We want to support each other. It’s who we are as a nation. But our economy is leaving people behind, with persistently high poverty rates despite decades of uninterrupted economic growth. People living in poverty include young people working to get their foot in the door of the competitive job market, single parents juggling caring responsibilities, and older people confronting age discrimination. The job market is changing, with jobs less secure, and fewer entry level jobs than there used to be. Our housing costs are among the highest in the world and are locking people in poverty. For households of working age with the lowest incomes, average housing costs rose by 42% from 2005 to 2017. Australia’s income support system was designed to help people when they are going through tough times. But key income support payments – Newstart and Youth Allowance – have not increased in real terms in 26 years and they are both well below the poverty line.

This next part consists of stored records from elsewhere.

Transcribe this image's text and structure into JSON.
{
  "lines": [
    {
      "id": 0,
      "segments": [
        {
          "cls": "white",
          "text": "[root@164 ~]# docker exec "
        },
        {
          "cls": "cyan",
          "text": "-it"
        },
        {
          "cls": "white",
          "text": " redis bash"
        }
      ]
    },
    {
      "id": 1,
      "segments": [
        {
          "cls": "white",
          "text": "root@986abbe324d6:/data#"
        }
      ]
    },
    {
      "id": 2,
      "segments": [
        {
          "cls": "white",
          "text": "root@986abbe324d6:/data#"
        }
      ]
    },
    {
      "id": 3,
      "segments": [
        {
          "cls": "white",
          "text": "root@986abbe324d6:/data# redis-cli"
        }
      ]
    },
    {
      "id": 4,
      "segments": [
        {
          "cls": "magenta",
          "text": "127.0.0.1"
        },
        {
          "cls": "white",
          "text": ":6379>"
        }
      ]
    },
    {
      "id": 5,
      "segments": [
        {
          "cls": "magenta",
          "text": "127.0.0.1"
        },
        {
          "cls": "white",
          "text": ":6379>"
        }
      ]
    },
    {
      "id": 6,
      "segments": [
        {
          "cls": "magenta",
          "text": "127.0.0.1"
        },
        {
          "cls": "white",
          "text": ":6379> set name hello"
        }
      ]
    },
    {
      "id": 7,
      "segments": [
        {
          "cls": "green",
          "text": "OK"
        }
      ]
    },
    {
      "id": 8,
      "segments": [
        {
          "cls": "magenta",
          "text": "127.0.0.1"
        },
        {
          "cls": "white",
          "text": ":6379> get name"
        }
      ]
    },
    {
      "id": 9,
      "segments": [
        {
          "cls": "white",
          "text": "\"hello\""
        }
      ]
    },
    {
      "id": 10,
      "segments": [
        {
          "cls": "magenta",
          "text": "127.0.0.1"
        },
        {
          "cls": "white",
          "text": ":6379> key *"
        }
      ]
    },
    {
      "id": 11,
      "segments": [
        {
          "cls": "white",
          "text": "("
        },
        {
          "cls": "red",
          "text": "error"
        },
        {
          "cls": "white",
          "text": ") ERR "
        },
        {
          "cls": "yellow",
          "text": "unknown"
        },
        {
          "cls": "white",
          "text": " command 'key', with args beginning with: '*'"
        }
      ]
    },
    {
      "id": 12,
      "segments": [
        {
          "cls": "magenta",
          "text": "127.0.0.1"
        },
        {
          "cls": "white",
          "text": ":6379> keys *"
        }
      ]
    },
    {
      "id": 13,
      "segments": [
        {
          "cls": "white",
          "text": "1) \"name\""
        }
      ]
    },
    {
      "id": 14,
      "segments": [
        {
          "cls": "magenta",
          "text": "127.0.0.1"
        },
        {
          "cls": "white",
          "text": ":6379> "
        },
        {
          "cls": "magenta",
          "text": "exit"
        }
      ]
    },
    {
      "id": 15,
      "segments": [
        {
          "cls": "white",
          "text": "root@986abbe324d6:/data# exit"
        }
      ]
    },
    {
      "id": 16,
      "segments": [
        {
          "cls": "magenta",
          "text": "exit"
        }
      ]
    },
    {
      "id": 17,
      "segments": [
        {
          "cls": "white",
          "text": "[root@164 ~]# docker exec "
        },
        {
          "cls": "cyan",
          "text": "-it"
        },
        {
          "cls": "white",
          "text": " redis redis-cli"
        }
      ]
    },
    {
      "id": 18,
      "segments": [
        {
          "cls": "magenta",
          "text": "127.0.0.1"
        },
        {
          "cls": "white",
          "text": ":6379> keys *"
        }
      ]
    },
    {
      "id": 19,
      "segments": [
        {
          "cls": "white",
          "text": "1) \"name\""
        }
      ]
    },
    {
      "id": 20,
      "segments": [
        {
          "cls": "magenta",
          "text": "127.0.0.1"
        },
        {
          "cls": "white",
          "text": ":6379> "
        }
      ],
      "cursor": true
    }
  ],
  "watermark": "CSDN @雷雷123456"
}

Dr Cassandra Goldie, CEO Australian Council of Social Service

The report’s lead researcher, UNSW Sydney Associate Professor Dr Bruce Bradbury said: “The poverty rate in Australia is worse than in most other wealthy countries, including New Zealand, Germany and Ireland. Our report finds that 13.6 per cent of people in Australia are living in poverty and that poverty rates have remained at about this level for the past decade, despite economic growth. Child poverty has consistently been higher than overall poverty, ranging from 18 per cent to 16 per cent over the past decade and now sits at 17.7 per cent – more than one in six children.”

Professor Carla Treloar, Director of the Social Policy Research Centre, UNSW Sydney, said: “We cannot accept these high, persistent levels of overall poverty and child poverty. We can see in recent decades the impacts of changes to income support settings on poverty levels. It’s clear we must take action on income support, housing and employment to lift people out of poverty.”

The full report can be read here.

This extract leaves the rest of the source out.